I find the difference between digital and digitized literature really useful, but I find the other definition you gave much more problematic and reductive in the sense that digital literature is for example code poetry, which is also hard to define, where is the code and what is the code? But when you merge conceptual literature with it, which is a school, a way of writing, every writer in this field would not fit into the category. I think saying digital literature is code poetry and conceptual writing is a bit restrictive.

Hannes Bajohr: The definition is of course incredibly reductive, and it cannot encompass all of digital literature. I just wanted to show one aspect: that it is not necessarily the mode of reception that makes digital literature digital – and to a certain extent not even the way of production (but that’s a different topic). What makes conceptual writing interesting this: the ability of code to process text has helped a lot of people to carry out conceptual projects. Code and concept are often closely related, and converge in digital literature. You may have heard of the National Novel Writing month, where people pledge to write around 50.000 words. Now, there is also a National Novel Generation Month. A similar concept, but the challenge is to write a code that generates a novel. Without planning to be conceptual, the generated novels are conceptual, because there is necessarily a concept behind them by which they are generated. One example is a novel by Nick Montfort, Megawatt, which is based on passages from Samuel Beckett’s novel Watt, a novel with a lot of repetitions that can be modeled with a programming language – he used Python – and even be expanded. It leaves aside all of the more intelligible language of Beckett’s novel and is based, instead, on that which is most systematic and inscrutable. It does not just recreate these passages, although with minor changes the Megawatt code can be used to do so. In the new novel, rather, they are intensified by generating, using the same methods that Beckett used, significantly more text than is found in the already excessive Watt.

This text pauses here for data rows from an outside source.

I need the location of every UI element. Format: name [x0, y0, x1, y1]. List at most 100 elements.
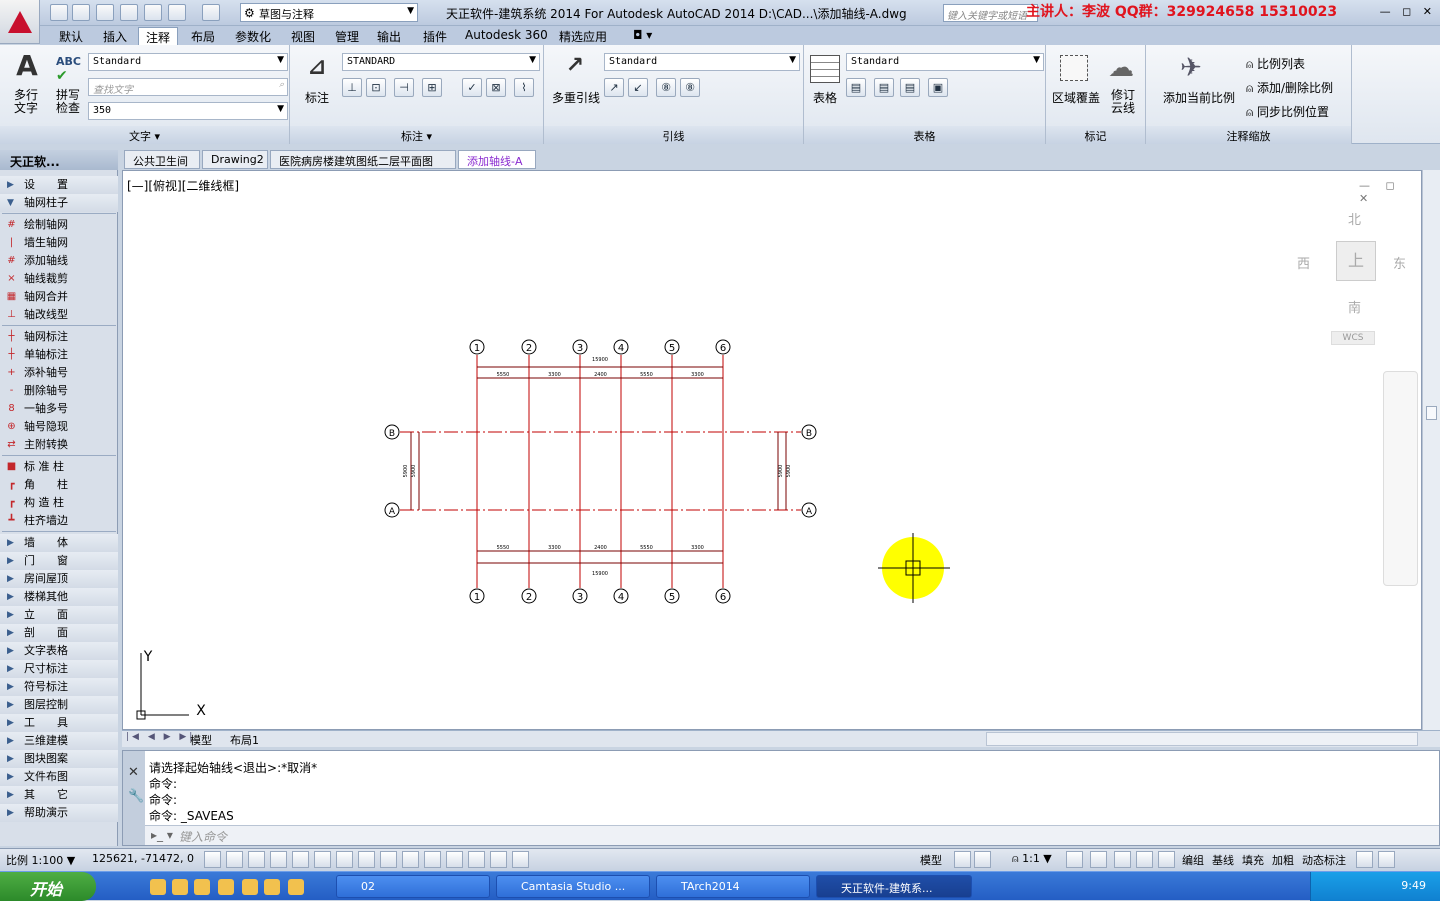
start-button[interactable]: 开始 — [0, 872, 96, 901]
multileader-icon[interactable]: ↗ — [558, 53, 592, 78]
palette-item-25[interactable]: ▶ 文字表格 — [0, 642, 118, 660]
status-toggle-2[interactable]: 填充 — [1242, 852, 1264, 868]
horizontal-scrollbar[interactable] — [986, 732, 1418, 746]
dim-break-icon[interactable]: ⊣ — [394, 78, 414, 97]
new-icon[interactable] — [50, 4, 68, 21]
scroll-thumb[interactable] — [1426, 406, 1437, 420]
annotation-scaling-panel-title[interactable]: 注释缩放 — [1146, 126, 1351, 144]
annotation-scale-select[interactable]: ⍝ 1:1 ▼ — [1012, 852, 1052, 866]
tab-layout1[interactable]: 布局1 — [230, 732, 259, 748]
status-mode-icon[interactable] — [336, 851, 353, 868]
search-input[interactable]: 键入关键字或短语 — [943, 4, 1038, 22]
revision-cloud-button[interactable]: 修订 云线 — [1104, 89, 1142, 115]
status-mode-icon[interactable] — [468, 851, 485, 868]
status-mode-icon[interactable] — [490, 851, 507, 868]
palette-item-15[interactable]: ■ 标 准 柱 — [0, 458, 118, 476]
taskbar-item-0[interactable]: 02 — [336, 875, 490, 898]
multileader-button[interactable]: 多重引线 — [548, 89, 604, 106]
palette-item-24[interactable]: ▶ 剖 面 — [0, 624, 118, 642]
status-toggle-0[interactable]: 编组 — [1182, 852, 1204, 868]
vertical-scrollbar[interactable] — [1422, 170, 1440, 730]
spell-check-button[interactable]: 拼写 检查 — [52, 89, 84, 115]
table-style-select[interactable]: Standard ▼ — [846, 53, 1044, 71]
scale-list-button[interactable]: ⍝ 比例列表 — [1246, 55, 1305, 72]
status-mode-icon[interactable] — [1066, 851, 1083, 868]
doc-tab-0[interactable]: 公共卫生间 — [124, 150, 200, 169]
palette-item-22[interactable]: ▶ 楼梯其他 — [0, 588, 118, 606]
leader-panel-title[interactable]: 引线 — [544, 126, 803, 144]
palette-item-18[interactable]: ┻ 柱齐墙边 — [0, 512, 118, 530]
tab-menu-6[interactable]: 管理 — [328, 27, 366, 44]
taskbar-item-3[interactable]: 天正软件-建筑系... — [816, 875, 972, 898]
dimension-icon[interactable]: ⊿ — [300, 55, 334, 80]
application-menu-button[interactable] — [0, 0, 40, 44]
status-mode-icon[interactable] — [1090, 851, 1107, 868]
palette-item-3[interactable]: | 墙生轴网 — [0, 234, 118, 252]
add-leader-icon[interactable]: ↗ — [604, 78, 624, 97]
status-mode-icon[interactable] — [226, 851, 243, 868]
palette-item-32[interactable]: ▶ 文件布图 — [0, 768, 118, 786]
leader-style-select[interactable]: Standard ▼ — [604, 53, 800, 71]
undo-icon[interactable] — [168, 4, 186, 21]
palette-item-31[interactable]: ▶ 图块图案 — [0, 750, 118, 768]
tab-menu-4[interactable]: 参数化 — [228, 27, 278, 44]
doc-tab-1[interactable]: Drawing2 — [202, 150, 268, 169]
palette-item-13[interactable]: ⊕ 轴号隐现 — [0, 418, 118, 436]
drawing-canvas[interactable]: [—][俯视][二维线框] — ◻ ✕ 北 南 西 东 上 WCS 112233… — [122, 170, 1422, 730]
download-data-icon[interactable]: ▤ — [900, 78, 920, 97]
window-controls[interactable]: — ◻ ✕ — [1380, 5, 1436, 18]
palette-item-4[interactable]: # 添加轴线 — [0, 252, 118, 270]
palette-item-0[interactable]: ▶ 设 置 — [0, 176, 118, 194]
status-mode-icon[interactable] — [1378, 851, 1395, 868]
taskbar-item-1[interactable]: Camtasia Studio ... — [496, 875, 650, 898]
palette-item-23[interactable]: ▶ 立 面 — [0, 606, 118, 624]
link-data-icon[interactable]: ▤ — [874, 78, 894, 97]
tab-menu-3[interactable]: 布局 — [184, 27, 222, 44]
quicklaunch-icon[interactable] — [264, 879, 280, 895]
upload-data-icon[interactable]: ▣ — [928, 78, 948, 97]
status-toggle-4[interactable]: 动态标注 — [1302, 852, 1346, 868]
status-mode-icon[interactable] — [314, 851, 331, 868]
tab-menu-9[interactable]: Autodesk 360 — [458, 27, 555, 44]
quicklaunch-icon[interactable] — [150, 879, 166, 895]
extract-data-icon[interactable]: ▤ — [846, 78, 866, 97]
palette-item-26[interactable]: ▶ 尺寸标注 — [0, 660, 118, 678]
palette-item-19[interactable]: ▶ 墙 体 — [0, 534, 118, 552]
add-delete-scale-button[interactable]: ⍝ 添加/删除比例 — [1246, 79, 1333, 96]
dim-override-icon[interactable]: ⊠ — [486, 78, 506, 97]
scale-select[interactable]: 比例 1:100 ▼ — [6, 852, 75, 868]
palette-item-7[interactable]: ⊥ 轴改线型 — [0, 306, 118, 324]
status-toggle-3[interactable]: 加粗 — [1272, 852, 1294, 868]
open-icon[interactable] — [72, 4, 90, 21]
status-toggle-1[interactable]: 基线 — [1212, 852, 1234, 868]
quicklaunch-icon[interactable] — [172, 879, 188, 895]
palette-item-14[interactable]: ⇄ 主附转换 — [0, 436, 118, 454]
palette-item-6[interactable]: ▦ 轴网合并 — [0, 288, 118, 306]
palette-item-30[interactable]: ▶ 三维建模 — [0, 732, 118, 750]
doc-tab-2[interactable]: 医院病房楼建筑图纸二层平面图 — [270, 150, 456, 169]
table-button[interactable]: 表格 — [808, 89, 842, 106]
coordinate-readout[interactable]: 125621, -71472, 0 — [92, 852, 194, 865]
find-text-input[interactable]: 查找文字 ⌕ — [88, 78, 288, 96]
markup-panel-title[interactable]: 标记 — [1046, 126, 1145, 144]
dim-linear-icon[interactable]: ⊥ — [342, 78, 362, 97]
palette-item-29[interactable]: ▶ 工 具 — [0, 714, 118, 732]
status-mode-icon[interactable] — [270, 851, 287, 868]
table-icon[interactable] — [810, 55, 840, 83]
dimension-button[interactable]: 标注 — [300, 89, 334, 106]
text-style-select[interactable]: Standard ▼ — [88, 53, 288, 71]
status-mode-icon[interactable] — [512, 851, 529, 868]
palette-item-1[interactable]: ▼ 轴网柱子 — [0, 194, 118, 212]
status-mode-icon[interactable] — [292, 851, 309, 868]
status-mode-icon[interactable] — [424, 851, 441, 868]
command-line-handle[interactable]: ✕ 🔧 — [123, 751, 145, 845]
status-mode-icon[interactable] — [358, 851, 375, 868]
palette-item-28[interactable]: ▶ 图层控制 — [0, 696, 118, 714]
palette-item-11[interactable]: - 删除轴号 — [0, 382, 118, 400]
model-space-toggle[interactable]: 模型 — [920, 852, 942, 868]
dim-continue-icon[interactable]: ⊞ — [422, 78, 442, 97]
layout-nav-buttons[interactable]: |◀ ◀ ▶ ▶| — [126, 732, 195, 742]
floor-plan-drawing[interactable]: 1 1 2 2 3 3 4 4 5 5 6 6 B B A A 15900 5550 3300 2400 5550 330… — [123, 171, 1423, 731]
palette-item-27[interactable]: ▶ 符号标注 — [0, 678, 118, 696]
redo-icon[interactable] — [202, 4, 220, 21]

Andreas Bülhoff: You have a very production centered conception of digital literature. You publish your works in pdf, a very traditional format, what is behind this decision?

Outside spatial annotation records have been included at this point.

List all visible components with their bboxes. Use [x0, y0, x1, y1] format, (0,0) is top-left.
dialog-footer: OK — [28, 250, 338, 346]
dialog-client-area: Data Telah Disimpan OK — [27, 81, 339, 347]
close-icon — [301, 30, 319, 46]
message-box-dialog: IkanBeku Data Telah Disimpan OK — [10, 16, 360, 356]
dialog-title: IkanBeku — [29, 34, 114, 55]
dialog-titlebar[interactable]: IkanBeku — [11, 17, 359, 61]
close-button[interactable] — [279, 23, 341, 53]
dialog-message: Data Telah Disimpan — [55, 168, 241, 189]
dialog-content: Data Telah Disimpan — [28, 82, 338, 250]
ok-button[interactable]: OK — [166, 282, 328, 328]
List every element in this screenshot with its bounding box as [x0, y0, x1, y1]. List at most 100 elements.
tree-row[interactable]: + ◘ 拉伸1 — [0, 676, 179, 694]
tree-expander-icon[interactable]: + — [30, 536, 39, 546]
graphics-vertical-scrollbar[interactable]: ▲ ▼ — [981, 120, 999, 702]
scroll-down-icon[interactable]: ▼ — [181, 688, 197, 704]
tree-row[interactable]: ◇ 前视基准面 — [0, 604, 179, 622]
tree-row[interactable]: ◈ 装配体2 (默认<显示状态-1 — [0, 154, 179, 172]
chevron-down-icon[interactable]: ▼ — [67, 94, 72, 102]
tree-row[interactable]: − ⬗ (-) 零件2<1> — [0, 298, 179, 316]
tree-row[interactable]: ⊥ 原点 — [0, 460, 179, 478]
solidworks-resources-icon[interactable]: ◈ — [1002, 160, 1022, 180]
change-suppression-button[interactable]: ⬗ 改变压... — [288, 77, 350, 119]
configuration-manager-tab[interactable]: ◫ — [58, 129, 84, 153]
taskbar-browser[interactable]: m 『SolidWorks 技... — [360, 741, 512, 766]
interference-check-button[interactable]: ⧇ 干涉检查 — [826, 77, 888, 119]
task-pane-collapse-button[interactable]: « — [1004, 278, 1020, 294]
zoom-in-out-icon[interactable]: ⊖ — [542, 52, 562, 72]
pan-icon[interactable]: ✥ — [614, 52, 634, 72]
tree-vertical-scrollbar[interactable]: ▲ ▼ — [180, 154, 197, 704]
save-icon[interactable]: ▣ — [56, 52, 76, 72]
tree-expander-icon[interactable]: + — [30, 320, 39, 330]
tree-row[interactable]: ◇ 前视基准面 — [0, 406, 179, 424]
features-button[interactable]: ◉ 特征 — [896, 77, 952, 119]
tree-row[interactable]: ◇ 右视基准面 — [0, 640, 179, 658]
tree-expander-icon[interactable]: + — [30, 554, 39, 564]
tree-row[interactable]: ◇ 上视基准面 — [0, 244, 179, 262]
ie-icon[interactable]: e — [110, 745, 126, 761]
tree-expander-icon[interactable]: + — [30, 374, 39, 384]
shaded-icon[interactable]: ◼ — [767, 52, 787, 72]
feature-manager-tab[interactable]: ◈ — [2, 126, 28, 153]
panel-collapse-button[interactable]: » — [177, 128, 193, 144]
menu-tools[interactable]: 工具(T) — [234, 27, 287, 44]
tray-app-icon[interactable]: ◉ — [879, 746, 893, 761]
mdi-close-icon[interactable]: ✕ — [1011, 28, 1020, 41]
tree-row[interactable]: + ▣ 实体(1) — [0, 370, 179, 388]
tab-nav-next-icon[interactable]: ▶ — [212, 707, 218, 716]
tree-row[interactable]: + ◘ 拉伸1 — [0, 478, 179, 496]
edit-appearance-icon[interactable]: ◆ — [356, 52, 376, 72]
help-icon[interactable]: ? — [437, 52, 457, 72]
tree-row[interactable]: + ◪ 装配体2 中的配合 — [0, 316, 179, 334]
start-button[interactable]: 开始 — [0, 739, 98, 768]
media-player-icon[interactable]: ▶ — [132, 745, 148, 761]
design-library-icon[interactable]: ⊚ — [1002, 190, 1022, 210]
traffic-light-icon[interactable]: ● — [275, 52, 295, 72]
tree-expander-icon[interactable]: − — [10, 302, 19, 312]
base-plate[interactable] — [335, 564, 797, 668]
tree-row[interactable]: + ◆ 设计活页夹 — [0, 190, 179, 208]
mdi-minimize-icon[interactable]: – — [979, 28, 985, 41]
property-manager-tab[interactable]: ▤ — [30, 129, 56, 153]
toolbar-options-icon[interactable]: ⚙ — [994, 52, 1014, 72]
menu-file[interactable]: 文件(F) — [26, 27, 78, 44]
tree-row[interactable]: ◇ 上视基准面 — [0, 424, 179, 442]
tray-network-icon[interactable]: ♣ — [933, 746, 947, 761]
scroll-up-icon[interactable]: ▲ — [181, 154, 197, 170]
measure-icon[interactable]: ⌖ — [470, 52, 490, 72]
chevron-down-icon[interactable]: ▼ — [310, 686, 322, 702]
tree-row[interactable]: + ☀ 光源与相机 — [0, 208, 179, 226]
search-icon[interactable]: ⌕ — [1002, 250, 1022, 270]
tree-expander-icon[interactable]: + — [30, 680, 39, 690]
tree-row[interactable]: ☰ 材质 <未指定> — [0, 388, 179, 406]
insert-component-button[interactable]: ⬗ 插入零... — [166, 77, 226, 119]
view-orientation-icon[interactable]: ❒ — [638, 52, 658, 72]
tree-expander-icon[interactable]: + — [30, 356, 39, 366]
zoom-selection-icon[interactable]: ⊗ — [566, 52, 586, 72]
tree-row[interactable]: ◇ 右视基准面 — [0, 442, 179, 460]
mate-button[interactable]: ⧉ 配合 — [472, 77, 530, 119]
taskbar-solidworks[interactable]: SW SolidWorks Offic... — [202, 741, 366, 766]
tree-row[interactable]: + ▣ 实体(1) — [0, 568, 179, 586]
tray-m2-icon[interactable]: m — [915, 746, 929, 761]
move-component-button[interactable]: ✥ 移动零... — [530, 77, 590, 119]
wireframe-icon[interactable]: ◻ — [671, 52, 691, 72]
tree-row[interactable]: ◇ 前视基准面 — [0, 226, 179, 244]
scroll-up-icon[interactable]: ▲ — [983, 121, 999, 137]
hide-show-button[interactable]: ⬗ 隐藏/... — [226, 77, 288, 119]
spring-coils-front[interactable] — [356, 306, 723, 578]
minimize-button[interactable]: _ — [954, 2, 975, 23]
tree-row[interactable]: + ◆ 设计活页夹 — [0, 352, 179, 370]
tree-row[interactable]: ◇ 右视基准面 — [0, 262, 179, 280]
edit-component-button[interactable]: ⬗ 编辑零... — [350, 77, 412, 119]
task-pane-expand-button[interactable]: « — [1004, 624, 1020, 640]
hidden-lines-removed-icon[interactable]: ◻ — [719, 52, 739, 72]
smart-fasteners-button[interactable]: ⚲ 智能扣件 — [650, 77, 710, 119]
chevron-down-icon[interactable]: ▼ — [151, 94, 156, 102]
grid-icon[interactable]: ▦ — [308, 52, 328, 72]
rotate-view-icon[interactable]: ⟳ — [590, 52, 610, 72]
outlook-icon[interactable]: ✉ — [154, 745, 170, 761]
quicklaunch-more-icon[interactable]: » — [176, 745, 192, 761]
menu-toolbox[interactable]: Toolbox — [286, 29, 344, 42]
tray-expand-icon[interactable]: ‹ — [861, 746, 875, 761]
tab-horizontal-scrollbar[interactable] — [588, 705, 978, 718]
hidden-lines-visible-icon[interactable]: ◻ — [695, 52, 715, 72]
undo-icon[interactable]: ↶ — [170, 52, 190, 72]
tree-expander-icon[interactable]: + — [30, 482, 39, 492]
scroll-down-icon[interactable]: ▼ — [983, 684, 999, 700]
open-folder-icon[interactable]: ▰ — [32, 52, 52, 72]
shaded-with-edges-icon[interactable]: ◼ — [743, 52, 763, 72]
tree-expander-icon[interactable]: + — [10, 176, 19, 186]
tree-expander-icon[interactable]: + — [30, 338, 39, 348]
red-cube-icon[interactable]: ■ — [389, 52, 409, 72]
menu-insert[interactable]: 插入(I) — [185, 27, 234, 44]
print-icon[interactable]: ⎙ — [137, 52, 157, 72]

Hannes Bajohr: We use it because we use print on demand. There is a whole sub-genre of experimental literature that works with print on demand. Again here is the question if digital literature has to be digital, immaterial, or can it also be printed, take a material shape. And if you look at a printed book and a kindle simply as different kinds of output media, instruments for text, the difference shrinks. The interesting thing about print on demand is that it allows a decentralized form of publishing that is still material: you have a book – and yet it also exists in digital form. Print on demand books have a very strange ontological status – the PDFs are books in potentia. And maybe I just like the idea of an object that is simultaneously there and not there.

Aleksandra Małecka: I don’t know if you knew, but the publishing house I work for published a computer generated novel, The World Clock, and we sold 200 copies of it, even got 15 reviews in mainstream media, so I think this shows that if you have a physical object it means something. My question would be if you are familiar with the term highly computational literature and how would you relate it to your definition of digital literature?

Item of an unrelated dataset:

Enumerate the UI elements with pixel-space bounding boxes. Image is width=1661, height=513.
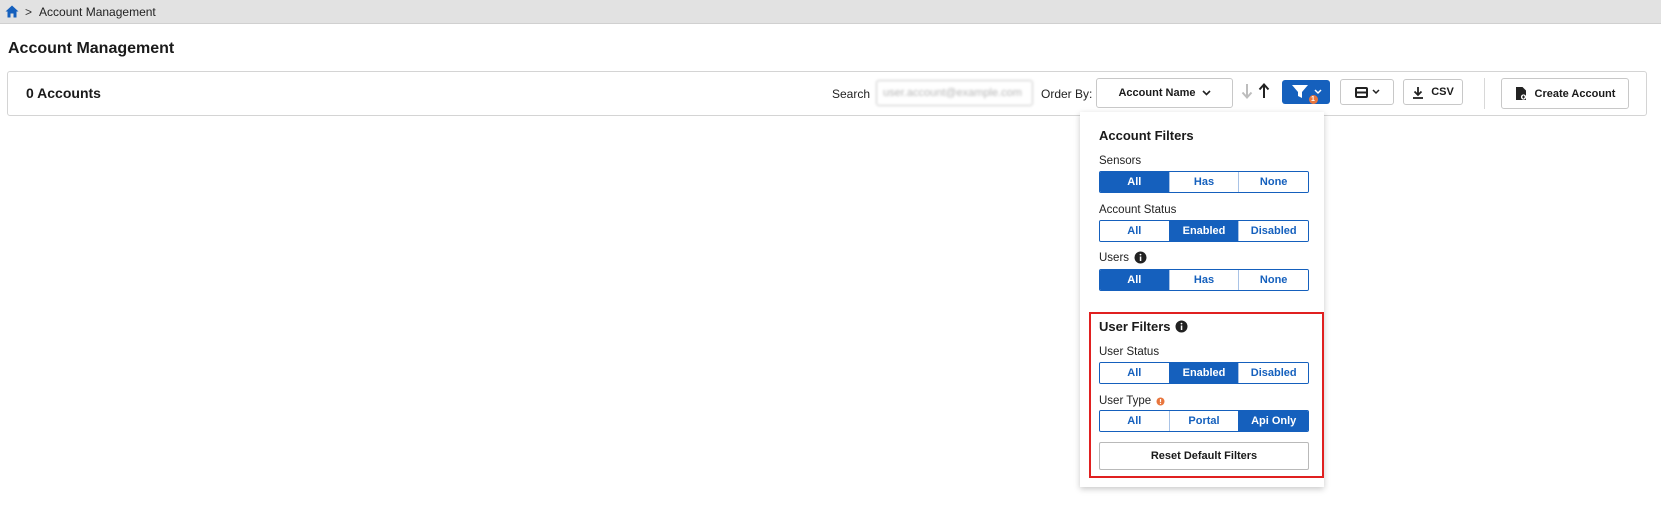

Hannes Bajohr: I think it would cover the same ground, this literature goes into the same direction, and it could easily be said that this literature, The World Clock, is also very much conceptual. I would just like to say that with my definition I didn’t try to cover the whole digital literature, only give an aspect of what it can be. The point was: The difference between materiality and immateriality for me does not matter when it comes to digital literature.